Após divulgar dados de pessoas com HIV, Prefeitura de Feira pode ser alvo de ações judiciais e intervenção do MP; alerta especialista
- Yuri Pastori

- 22 de set.
- 3 min de leitura

Após a Prefeitura de Feira de Santana divulgar os nomes de pessoas que convivem com o vírus HIV e de outras pessoas com doenças crônicas no Diário Oficial do Município (DOM) do último sábado (20), gerando grande repercussão, este BA071 entrevistou a advogada especializada em direito da saúde e sócia fundadora do escritório Mendonça e Elbachá, Maria Laranjeira Scolaro Mendonça, para esclarecer dúvidas sobre o que pode acontecer com as pessoas afetadas pelo vazamento desses dados.
Segundo a especialista, a divulgação de dados sensíveis de pessoas que convivem com HIV é ilegal e não apenas viola a Lei Geral de Proteção de Dados (LGPD), mas também a Lei nº 14.289/2022, que protege especificamente o sigilo de informações sobre doenças como HIV, hepatites crônicas e tuberculose, configurando, portanto, um crime.
“Com certeza é ilegal. Não só com fundamento na Lei Geral de Proteção de Dados, mas também na Lei 14.289, de janeiro de 2022, que dispõe especificamente sobre o sigilo de informações referentes ao vírus da imunodeficiência humana, pessoas com hepatites crônicas, hanseníase e tuberculose. Essas doenças estão protegidas sob a preservação do sigilo. Então, nenhum dado pode ser divulgado relativamente a elas”.
Cabe ação indenizatória
A advogada destacou que as pessoas lesadas que desejarem podem entrar com uma ação indenizatória. “Essas pessoas convivem com o estigma da doença, então, se se sentirem afetadas na sua intimidade e privacidade, elas têm o direito de ingressar com uma ação indenizatória. Com relação aos valores, vai depender de cada juiz. O magistrado utilizará os critérios legais para estabelecer um valor e seguir parâmetros, inclusive os de consciência, para atribuir a indenização”, explicou.
“Vai depender também, por exemplo, de quem é a pessoa que ajuizou a ação. Se essa pessoa é uma figura pública, exposta, ou um anônimo. Então, há uma série de critérios que serão analisados por cada juiz que receber uma ação como essa”, acrescentou.

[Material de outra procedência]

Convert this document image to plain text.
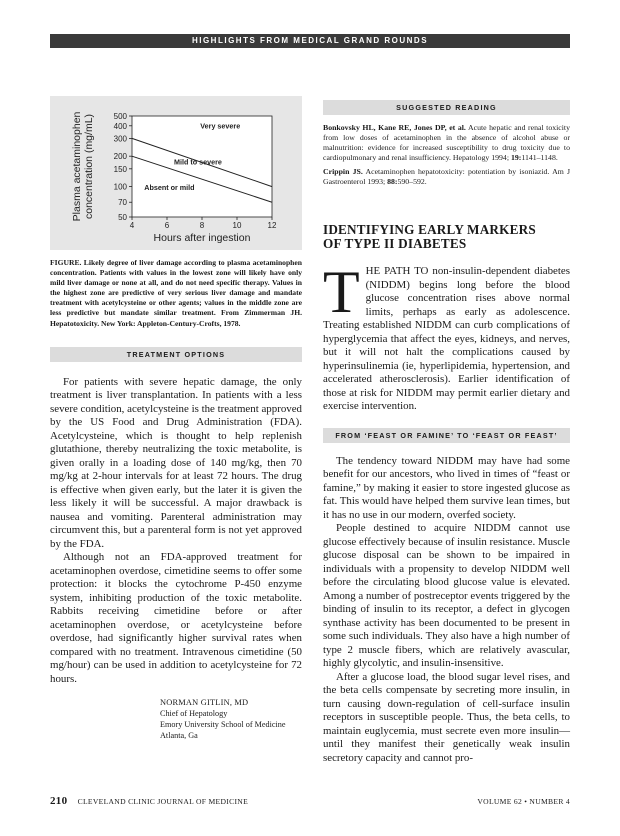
HIGHLIGHTS FROM MEDICAL GRAND ROUNDS
500
400
300
200
150
100
70
50
4	6	8	10	12
Very severe
Mild to severe
Absent or mild
Hours after ingestion
Plasma acetaminophenconcentration (mg/mL)
FIGURE. Likely degree of liver damage according to plasma acetaminophen concentration. Patients with values in the lowest zone will likely have only mild liver damage or none at all, and do not need specific therapy. Values in the highest zone are predictive of very serious liver damage and mandate treatment with acetylcysteine or other agents; values in the middle zone are less predictive but mandate similar treatment. From Zimmerman JH. Hepatotoxicity. New York: Appleton-Century-Crofts, 1978.
TREATMENT OPTIONS

For patients with severe hepatic damage, the only treatment is liver transplantation. In patients with a less severe condition, acetylcysteine is the treatment approved by the US Food and Drug Administration (FDA). Acetylcysteine, which is thought to help replenish glutathione, thereby neutralizing the toxic metabolite, is given orally in a loading dose of 140 mg/kg, then 70 mg/kg at 2-hour intervals for at least 72 hours. The drug is effective when given early, but the later it is given the less likely it will be successful. A major drawback is nausea and vomiting. Parenteral administration may circumvent this, but a parenteral form is not yet approved by the FDA.

Although not an FDA-approved treatment for acetaminophen overdose, cimetidine seems to offer some protection: it blocks the cytochrome P-450 enzyme system, inhibiting production of the toxic metabolite. Rabbits receiving cimetidine before or after acetaminophen overdose, or acetylcysteine before overdose, had significantly higher survival rates when compared with no treatment. Intravenous cimetidine (50 mg/hour) can be used in addition to acetylcysteine for 72 hours.

NORMAN GITLIN, MD
Chief of Hepatology
Emory University School of Medicine
Atlanta, Ga
SUGGESTED READING
Bonkovsky HL, Kane RE, Jones DP, et al. Acute hepatic and renal toxicity from low doses of acetaminophen in the absence of alcohol abuse or malnutrition: evidence for increased susceptibility to drug toxicity due to cardiopulmonary and renal insufficiency. Hepatology 1994; 19:1141–1148.
Crippin JS. Acetaminophen hepatotoxicity: potentiation by isoniazid. Am J Gastroenterol 1993; 88:590–592.
IDENTIFYING EARLY MARKERS
OF TYPE II DIABETES

THE PATH TO non-insulin-dependent diabetes (NIDDM) begins long before the blood glucose concentration rises above normal limits, perhaps as early as adolescence. Treating established NIDDM can curb complications of hyperglycemia that affect the eyes, kidneys, and nerves, but it will not halt the complications caused by hyperinsulinemia (ie, hyperlipidemia, hypertension, and accelerated atherosclerosis). Earlier identification of those at risk for NIDDM may permit earlier dietary and exercise intervention.

FROM ‘FEAST OR FAMINE’ TO ‘FEAST OR FEAST’

The tendency toward NIDDM may have had some benefit for our ancestors, who lived in times of “feast or famine,” by making it easier to store ingested glucose as fat. This would have helped them survive lean times, but it has no use in our modern, overfed society.

People destined to acquire NIDDM cannot use glucose effectively because of insulin resistance. Muscle glucose disposal can be shown to be impaired in individuals with a propensity to develop NIDDM well before the circulating blood glucose value is elevated. Among a number of postreceptor events triggered by the binding of insulin to its receptor, a defect in glycogen synthase activity has been documented to be present in some such individuals. They also have a high number of type 2 muscle fibers, which are relatively avascular, highly glycolytic, and insulin-insensitive.

After a glucose load, the blood sugar level rises, and the beta cells compensate by secreting more insulin, in turn causing down-regulation of cell-surface insulin receptors in susceptible people. Thus, the beta cells, to maintain euglycemia, must secrete even more insulin—until they manifest their genetically weak insulin secretory capacity and cannot pro-

210 CLEVELAND CLINIC JOURNAL OF MEDICINE	VOLUME 62 • NUMBER 4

A advogada disse ainda que a repercussão nacional do caso pode influenciar a decisão judicial. “Isso impacta na discricionariedade do juiz. Se os dados fossem divulgados somente na cidade de Feira teria um impacto. Se apenas no estado da Bahia, outro impacto. Mas os dados se espalharam rapidamente para o Brasil inteiro. Isso também é levado em consideração na hora de aplicar a sanção ao município e as indenizações”, detalhou.
Logo após a repercussão do caso, o Diário Oficial do Município foi retirado do ar, mas isso, segundo a especialista, não influenciará a decisão judicial. “Se uma pessoa viu ou se 10 milhões viram, não interessa. O dano em si já ocorreu, já fez o efeito que faria. Agora, obviamente, a depender da quantidade de pessoas alcançadas e da dimensão do dano, ele será medido com base nessas divulgações”, esclareceu.
MP pode intervir
Ainda de acordo com Maria Mendonça, o Ministério Público (MP) pode e deve intervir em situações como essa, com base na LGPD e também na Lei 14.289. “Existe uma infração administrativa que pode acarretar em multa. E essas multas são vultuosas em relação ao ente público ou privado que divulgou essa informação. Certamente, o Ministério Público deve direcionar contra o município de Feira de Santana algum processo administrativo sobre o caso”, disse.
O que diz a prefeitura?
A Prefeitura de Feira de Santana instaurou uma sindicância para apurar o vazamento de informações sigilosas de cidadãos portadores de fibromialgia, HIV e anemia falciforme. Os dados foram divulgados por engano na Portaria nº 19/2025 da Secretaria Municipal de Mobilidade Urbana (Semob), publicada no Diário Oficial Eletrônico do último sábado (20). O documento tratava da suspensão do passe livre no transporte coletivo urbano, em cumprimento a uma decisão judicial.
A investigação interna busca identificar as causas da falha e possíveis responsáveis, além de propor medidas para reforçar a segurança dos sistemas. O resultado da apuração deve ser divulgado em até 15 dias.
Em nota oficial, a Semob reconheceu a falha, atribuiu o erro a problemas do sistema e informou que uma nova edição do Diário Oficial será publicada com as devidas correções. “A Semob lamenta profundamente o ocorrido e reforça o compromisso da Prefeitura de Feira de Santana com a preservação da privacidade e da dignidade dos cidadãos”, diz o comunicado.